A popular chain driven pedal car of the 1950s and one of Garton’s best sellers, was the Hot Rod Racer. In 1953 the first Hot Rod had orange paint, with black hot rod and side pipe graphics, and large artillery wheels. This version remained unchanged until 1956. A color modification made the Hot Rod bright yellow with red graphics through 1960. The only other change Garton made during this time was the addition of a windshield in 1958. In the early ‘60s, the Hot Rod maintained its same racy style with only a graphics rearrangement for the 1960-62 models. Finally, a major color change made the 1963 Hot Rod bright blue. New checkered flag and race car graphics made this version very popular.

It was on the 1963 Racer that Garton offered a one-year-only safety lap belt. Realistic side pipes and a hood ornament were new accessories on the otherwise unchanged 1964 Hot Rod. Major changes on the 1965 model included a roll bar and noise maker, which proved to be problematic and were removed for the last year of production in 1966. Garton also produced basic pedal cars with this body style, including a pedal-driven Fire Chief with bell, and Police Car with a siren, spotlight and antenna.

Garton Casey Jones:

The Garton Toy Company became known for manufacturing pedal cars that were a reflection of historically significant strides made in the U.S. In 1961, Garton paid tribute to the railroad industry and a legendary rail man by introducing the Casey Jones Pedal Locomotive. It showed off bright red and black paint and yellow graphics, along with artillery wheels and adjustable pedals. For a pedal vehicle that was intended to be a toy, some of the authentic features like the front cow catcher and the smokestack did not stand up well to the rigors of child play. Today, finding a restorable Locomotive with all the accessories would be quite a feat. Even more difficult is finding the rare Frontier R.R. Coal Tender partner piece to the Casey Jones.

Garton Tin Lizzy:

In 1908, Henry Ford unveiled what would be the most famous U.S. automobile ever produced, the Model T Ford. In 1964, Garton Toy Company capitalized on the historical importance of the Model T by producing a Tin Lizzie pedal car.

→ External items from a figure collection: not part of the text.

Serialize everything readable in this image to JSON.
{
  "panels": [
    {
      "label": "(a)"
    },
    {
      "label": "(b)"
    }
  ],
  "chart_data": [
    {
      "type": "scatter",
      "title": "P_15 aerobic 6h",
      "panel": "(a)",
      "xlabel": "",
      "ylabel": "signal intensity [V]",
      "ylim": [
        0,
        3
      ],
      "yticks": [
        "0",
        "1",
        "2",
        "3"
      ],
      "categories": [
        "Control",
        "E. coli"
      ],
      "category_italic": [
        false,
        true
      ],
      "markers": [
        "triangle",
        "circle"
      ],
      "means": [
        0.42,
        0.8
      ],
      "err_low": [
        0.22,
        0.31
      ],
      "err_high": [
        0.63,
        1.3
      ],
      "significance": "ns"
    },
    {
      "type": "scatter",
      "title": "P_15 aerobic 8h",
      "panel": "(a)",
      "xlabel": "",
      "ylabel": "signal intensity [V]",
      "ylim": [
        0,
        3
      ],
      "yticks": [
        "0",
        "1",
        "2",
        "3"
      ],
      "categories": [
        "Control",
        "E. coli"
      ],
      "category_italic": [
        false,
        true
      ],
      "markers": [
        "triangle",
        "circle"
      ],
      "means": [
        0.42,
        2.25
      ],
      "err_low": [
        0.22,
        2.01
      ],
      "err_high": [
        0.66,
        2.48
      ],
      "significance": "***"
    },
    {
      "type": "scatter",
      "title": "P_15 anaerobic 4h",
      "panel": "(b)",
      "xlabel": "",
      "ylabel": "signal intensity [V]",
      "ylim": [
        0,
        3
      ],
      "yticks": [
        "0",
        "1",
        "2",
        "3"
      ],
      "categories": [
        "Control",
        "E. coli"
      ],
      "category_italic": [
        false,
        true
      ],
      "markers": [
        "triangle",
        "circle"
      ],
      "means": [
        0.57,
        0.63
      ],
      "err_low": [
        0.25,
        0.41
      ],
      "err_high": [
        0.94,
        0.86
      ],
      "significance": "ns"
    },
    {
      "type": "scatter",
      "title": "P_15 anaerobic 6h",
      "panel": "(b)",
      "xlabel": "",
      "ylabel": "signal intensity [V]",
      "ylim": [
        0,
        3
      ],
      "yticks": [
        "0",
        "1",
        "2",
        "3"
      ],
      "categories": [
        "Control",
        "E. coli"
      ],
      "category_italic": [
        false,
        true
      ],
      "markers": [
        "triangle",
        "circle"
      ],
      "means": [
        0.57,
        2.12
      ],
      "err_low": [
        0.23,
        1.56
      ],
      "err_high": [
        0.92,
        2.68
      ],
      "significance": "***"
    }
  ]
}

Authentic features included old-style running boards and fenders, a french bulb horn, visor style windshield and authentic motor meter. Bright green paint accented with yellow and black made this unique pedal car even more appealing. Thanks to Garton, the already famous Model T was captured forever in the hearts of young and old alike with this faithful reproduction. Today, the Tin Lizzie is a highly sought after collector pedal car and is often hard to find in good, restorable condition.

Garton Jeep:

In 1959, Garton offered a salute to the U.S armed services with the introduction of the Army Jeep. This pedal-driven vehicle had traditional olive drab paint, simple white U.S. star graphics and thick military tread tires. The plain Army Jeep was soon replaced by a bright blue Air Force Jeep that featured yellow winged-star graphics and was offered until 1964. The basic Army Jeep came back with a vengeance in 1964, sporting a bazooka military launcher attached to the vehicle’s side. Later in 1964, Garton offered the laid-back Country Squire. This pedal-driven cruiser was bright blue with woodgrain side graphics a gun site hood ornament and three removable wooden racks around the rear of the car.

Still not ready to give up on the military vehicles, Garton produced the 1966 camouflage painted Army Jeep, with a chain-drive pedal system and hood mounted machine gun. A Hook and Ladder Fire Department model also made a brief, one-year appearance during the production period. A bizarre offering from Garton was the 1967 bright pink Surrey, complete with fringed pink-and-white striped canopy top, blue grille, windshield and wheels. Garton got a lot of mileage out of the basic jeep styling, making the cars easy to find today.